I can safely say that The Postman is the only romance that I truly love. Shakespeare interests me linguistically, and I can't help but be intrigued by the way in which generations swoon over Rilke, but even those two greats cause my overactive retch reflex to kick into high gear. I'm also somewhat allergic to poetry. I don't get hives like I do with romance, but my eyes get itchy and nose drips until I am well out of the poet's grasp. God knows I've tried to like it as a form, and there has been the odd exception, but for the most part it just has me reaching for the antihystemines. My point being, I really shouldn't have liked The Postman.
The story is deceptively simple. Owing more to circumstance than direction, Mario Jiminez finds himself working as a postman in a small fishing village on Isla Negra. There aren't many people on the island, and for the most part the mail can be handled by the surly postmaster. However, on the outskirts of the village, set away from the other houses, lives the island's resident celebrity - the great Chilean poet Pablo Neruda. His mail alone requires a second delivery boy and so each day Mario fills his backpack with letters, hops on his bicycle and rides to the poet's house. Mario is a simpleton, a dreamer, who fails to see the beauty in poetry until he falls for the beautiful Beatriz and calls upon Neruda to be his Cyrano. Neruda, however, seeks to find the words in Mario's heart and have him become a poet in his own right. As the two spar good-heartedly, a political storm rolls in over the horizon. Neruda is touted as the next president of Chile, a chalice he suspects might well be poisoned. The only accolade that he awaits with any true desire is the Nobel Prize. When Allende gets the party nomination he is relieved, even more so when he is chosen to be Chilean ambassador to France. It is while Neruda is overseas that Pinochet takes control and the crushing power of his dictatorship comes to bear on Chile, including our little fishing village. History had it that Pablo Neruda died in September 1973, back home on Isla Negra. Mario's fate is less certain. He sends his entry, a poem that he has been working on for months, to a competition being run by the national paper La Quinta Rueda. And then he disappears. It seems his political convictions, thrown around with naive bluster, might well have guided the hand on his death warrant.

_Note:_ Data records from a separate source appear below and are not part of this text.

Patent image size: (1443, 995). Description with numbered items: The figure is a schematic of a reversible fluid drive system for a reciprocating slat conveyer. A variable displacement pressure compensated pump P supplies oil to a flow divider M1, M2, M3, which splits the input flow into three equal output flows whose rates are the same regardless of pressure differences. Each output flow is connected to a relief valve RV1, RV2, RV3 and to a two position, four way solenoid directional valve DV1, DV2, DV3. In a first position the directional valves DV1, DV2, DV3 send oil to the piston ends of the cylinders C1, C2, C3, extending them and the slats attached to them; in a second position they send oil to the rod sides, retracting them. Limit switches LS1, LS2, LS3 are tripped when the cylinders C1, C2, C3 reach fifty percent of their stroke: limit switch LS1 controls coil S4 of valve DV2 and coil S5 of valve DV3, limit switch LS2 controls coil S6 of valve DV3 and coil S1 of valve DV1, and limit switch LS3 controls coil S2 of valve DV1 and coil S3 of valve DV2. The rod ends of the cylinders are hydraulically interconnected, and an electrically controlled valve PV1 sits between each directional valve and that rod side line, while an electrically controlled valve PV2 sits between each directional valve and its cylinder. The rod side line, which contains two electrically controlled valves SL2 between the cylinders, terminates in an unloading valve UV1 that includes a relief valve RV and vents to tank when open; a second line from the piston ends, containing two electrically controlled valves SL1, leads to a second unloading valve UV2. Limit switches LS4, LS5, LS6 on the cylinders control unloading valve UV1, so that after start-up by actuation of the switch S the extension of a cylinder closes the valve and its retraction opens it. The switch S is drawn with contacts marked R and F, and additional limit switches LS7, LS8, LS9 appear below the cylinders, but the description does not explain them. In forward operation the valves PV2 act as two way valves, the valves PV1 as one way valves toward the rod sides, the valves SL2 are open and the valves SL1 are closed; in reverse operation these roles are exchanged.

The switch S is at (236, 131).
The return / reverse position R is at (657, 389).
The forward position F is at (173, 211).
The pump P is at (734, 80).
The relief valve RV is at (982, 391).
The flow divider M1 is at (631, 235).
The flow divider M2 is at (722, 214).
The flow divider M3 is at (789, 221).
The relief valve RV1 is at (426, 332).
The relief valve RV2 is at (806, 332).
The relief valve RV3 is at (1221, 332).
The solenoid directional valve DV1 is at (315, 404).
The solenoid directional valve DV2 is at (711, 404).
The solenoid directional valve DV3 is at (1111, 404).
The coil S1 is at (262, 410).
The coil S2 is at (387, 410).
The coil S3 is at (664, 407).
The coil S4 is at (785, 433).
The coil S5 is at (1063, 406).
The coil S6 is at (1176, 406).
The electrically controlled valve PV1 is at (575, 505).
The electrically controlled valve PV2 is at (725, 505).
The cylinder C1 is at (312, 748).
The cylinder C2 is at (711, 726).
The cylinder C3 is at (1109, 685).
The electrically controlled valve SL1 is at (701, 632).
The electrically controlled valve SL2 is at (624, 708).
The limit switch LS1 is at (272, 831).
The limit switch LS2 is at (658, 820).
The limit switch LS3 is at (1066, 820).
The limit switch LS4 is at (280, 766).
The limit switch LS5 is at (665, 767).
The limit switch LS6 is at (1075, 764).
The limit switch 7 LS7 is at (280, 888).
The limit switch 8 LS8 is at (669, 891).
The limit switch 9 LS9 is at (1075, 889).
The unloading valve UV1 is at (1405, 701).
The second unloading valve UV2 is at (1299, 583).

Skarmeta evokes the simplicity of village life, and the rollercoaster ride of Mario's heart without condescension. His Neruda is convincing, and the relationships between the poet, his protege and Beatriz charming. He even writes believable sex scenes. The political tension rolls in so subtly, that when it hits at the end it is like a sucker punch in the guts. I was left a little dazed by the final message, which seems to suggest that, in the wash-up of history, one's life is of little consequence. Or perhaps that was the final tragedy of it all.